Siempre hemos pensado que el hogar era un espacio físico. Dedicamos gran parte de nuestra vida, de nuestro trabajo, de nuestros ahorros, de nuestro dinero, a crear un espacio físico que consideramos nuestro hogar. Un día nos levantamos y descubrimos, quizás a raíz de un hecho traumático o alguna especie de iluminación interior, que el verdadero hogar es aquello que crea el fuego. El fuego interior, el fuego de una pareja, el fuego de una familia.

Aquellos que viven solitarios, crean su propia fogata, adornando sus vidas con espacios de silencio y soledad. Aquellos que viven en pareja saben y sienten que el hogar es el otro, es estar abrazados a un ser cuya energía desprende fuego, calor, hogar. Aquellos que tienen familia acomodan su vida al sentirse plenamente agradecidos por haber transmitido el fuego de los dioses a nuevas huéspedes. Crear una familia, aún sin saberlo, quizás sea lo más trascendente de nuestras vidas.

Somos forasteros que estamos de paso por este hermoso planeta. Aferrarnos a espacios físicos es olvidar nuestro peregrinar errante por la existencia. Nuestro ser vive y transmigra gracias a la chispa que los antiguos llamaban fuego cósmico. Cuando esa chispa encarna, el fuego se torna carne, calor. Es en ese calor donde encontramos nuestro hogar. Y cuando somos capaces de indagar en los misterios de la existencia, comprendemos que ese fuego debe ser compartido, transmitido.
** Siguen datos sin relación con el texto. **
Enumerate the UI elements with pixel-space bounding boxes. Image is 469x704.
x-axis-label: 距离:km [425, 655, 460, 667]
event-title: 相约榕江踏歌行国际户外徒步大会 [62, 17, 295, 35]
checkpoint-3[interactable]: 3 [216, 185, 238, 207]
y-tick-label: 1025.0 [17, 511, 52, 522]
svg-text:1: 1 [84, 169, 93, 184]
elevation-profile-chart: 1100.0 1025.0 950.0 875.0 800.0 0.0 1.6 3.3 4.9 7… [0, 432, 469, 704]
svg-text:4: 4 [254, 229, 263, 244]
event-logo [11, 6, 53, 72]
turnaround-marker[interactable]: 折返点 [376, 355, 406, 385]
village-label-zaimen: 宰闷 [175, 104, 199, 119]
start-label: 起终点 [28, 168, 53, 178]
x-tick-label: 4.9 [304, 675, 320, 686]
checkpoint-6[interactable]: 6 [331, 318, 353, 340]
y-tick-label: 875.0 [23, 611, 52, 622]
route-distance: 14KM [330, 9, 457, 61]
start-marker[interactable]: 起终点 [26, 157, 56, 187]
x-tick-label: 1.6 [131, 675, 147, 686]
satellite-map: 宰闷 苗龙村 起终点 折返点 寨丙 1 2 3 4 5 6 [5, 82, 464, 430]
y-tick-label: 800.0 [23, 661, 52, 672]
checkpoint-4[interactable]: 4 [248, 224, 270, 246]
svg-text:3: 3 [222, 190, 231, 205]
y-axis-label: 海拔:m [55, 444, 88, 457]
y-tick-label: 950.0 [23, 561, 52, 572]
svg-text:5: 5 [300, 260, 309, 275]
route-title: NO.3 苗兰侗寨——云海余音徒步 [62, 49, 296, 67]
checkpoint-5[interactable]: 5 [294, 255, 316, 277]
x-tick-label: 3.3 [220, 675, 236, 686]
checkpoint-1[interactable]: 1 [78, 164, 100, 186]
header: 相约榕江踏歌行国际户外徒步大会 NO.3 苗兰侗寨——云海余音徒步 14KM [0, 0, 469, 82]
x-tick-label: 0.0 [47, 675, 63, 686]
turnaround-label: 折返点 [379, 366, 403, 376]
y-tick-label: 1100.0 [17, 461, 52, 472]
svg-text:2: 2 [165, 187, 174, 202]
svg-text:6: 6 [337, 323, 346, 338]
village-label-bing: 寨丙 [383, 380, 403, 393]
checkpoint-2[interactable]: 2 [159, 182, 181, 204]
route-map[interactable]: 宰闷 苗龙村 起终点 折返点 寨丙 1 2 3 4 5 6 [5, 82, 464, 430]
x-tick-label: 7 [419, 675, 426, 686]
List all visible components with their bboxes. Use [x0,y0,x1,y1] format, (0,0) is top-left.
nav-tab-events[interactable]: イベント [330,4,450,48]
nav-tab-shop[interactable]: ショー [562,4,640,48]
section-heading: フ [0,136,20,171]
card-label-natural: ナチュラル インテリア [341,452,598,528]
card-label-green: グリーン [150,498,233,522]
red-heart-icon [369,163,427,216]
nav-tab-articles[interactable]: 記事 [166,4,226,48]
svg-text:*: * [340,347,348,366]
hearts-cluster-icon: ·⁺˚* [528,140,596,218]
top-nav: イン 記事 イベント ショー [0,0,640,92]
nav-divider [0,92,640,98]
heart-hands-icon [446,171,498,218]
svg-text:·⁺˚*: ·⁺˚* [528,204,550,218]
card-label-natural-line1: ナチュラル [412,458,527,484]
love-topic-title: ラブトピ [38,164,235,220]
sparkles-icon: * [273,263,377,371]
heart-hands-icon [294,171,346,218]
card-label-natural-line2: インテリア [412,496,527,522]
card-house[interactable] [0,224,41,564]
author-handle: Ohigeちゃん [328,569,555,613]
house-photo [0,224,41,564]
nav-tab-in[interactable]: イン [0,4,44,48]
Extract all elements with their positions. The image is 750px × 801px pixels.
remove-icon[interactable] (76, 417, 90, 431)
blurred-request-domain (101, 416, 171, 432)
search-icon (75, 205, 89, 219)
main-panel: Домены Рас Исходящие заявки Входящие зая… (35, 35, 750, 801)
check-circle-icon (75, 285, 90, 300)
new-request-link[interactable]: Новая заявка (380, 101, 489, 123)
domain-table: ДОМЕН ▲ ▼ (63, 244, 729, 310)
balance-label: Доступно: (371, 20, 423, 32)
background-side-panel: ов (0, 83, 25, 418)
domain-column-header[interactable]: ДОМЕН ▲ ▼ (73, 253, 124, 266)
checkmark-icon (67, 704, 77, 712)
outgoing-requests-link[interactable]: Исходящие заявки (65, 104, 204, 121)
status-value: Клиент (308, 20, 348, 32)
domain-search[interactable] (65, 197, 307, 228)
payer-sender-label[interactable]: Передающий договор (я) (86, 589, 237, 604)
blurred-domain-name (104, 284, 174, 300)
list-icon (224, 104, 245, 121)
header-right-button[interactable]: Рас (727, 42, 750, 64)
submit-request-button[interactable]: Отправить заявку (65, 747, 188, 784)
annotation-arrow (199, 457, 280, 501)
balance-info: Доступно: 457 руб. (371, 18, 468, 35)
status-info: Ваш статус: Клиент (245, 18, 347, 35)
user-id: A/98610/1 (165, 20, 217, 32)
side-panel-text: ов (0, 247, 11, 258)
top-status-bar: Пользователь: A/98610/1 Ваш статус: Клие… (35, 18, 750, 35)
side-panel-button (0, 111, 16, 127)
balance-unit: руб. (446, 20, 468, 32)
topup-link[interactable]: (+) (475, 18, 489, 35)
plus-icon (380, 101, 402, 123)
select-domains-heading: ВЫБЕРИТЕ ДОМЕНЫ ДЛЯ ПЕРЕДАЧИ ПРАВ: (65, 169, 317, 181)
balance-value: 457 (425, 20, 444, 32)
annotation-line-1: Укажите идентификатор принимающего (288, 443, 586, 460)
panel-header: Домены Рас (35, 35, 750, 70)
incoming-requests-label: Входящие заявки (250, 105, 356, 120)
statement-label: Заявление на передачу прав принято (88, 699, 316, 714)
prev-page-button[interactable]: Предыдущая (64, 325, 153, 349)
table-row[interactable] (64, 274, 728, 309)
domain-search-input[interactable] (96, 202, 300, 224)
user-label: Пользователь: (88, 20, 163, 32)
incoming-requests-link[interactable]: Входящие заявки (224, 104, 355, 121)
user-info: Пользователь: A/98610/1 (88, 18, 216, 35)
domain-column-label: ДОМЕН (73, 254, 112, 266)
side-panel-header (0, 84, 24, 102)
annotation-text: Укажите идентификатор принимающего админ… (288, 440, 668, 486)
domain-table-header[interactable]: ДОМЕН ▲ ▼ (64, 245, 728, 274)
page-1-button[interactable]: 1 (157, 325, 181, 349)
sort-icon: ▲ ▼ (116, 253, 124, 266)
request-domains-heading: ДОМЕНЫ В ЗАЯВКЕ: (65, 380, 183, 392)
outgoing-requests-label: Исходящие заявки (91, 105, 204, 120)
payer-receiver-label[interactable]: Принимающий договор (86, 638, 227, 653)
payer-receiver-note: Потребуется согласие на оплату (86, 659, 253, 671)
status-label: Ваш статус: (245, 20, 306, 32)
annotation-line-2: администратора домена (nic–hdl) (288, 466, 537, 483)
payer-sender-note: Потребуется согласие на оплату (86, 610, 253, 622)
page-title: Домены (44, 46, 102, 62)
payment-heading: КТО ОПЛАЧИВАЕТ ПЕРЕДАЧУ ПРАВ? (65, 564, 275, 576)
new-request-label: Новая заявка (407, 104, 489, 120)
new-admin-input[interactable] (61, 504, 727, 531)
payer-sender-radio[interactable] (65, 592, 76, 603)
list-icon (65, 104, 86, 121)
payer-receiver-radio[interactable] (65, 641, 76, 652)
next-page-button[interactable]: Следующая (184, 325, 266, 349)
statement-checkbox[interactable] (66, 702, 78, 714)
La llama que produce llama que produce llama. La transmisión de la luz, del calor, del fuego. En lo material y en lo iniciático. Luz, siempre más luz. Calor, fuego, amor.

Volver a casa es simplemente comprender este viejo arcano. Somos luz, somos chispa, somos fuego. Al entrar en ese pensamiento, en ese sentir, la vida fluye de forma diferente. Los diversos escenarios con los que nos encontramos ya no son relevantes. Ya hemos encontrado el fuego, ya somos conscientes de que somos fuego. Cuando eso nos penetra, cuando tomamos plena consciencia de ello, la vida se nos revela milagrosa.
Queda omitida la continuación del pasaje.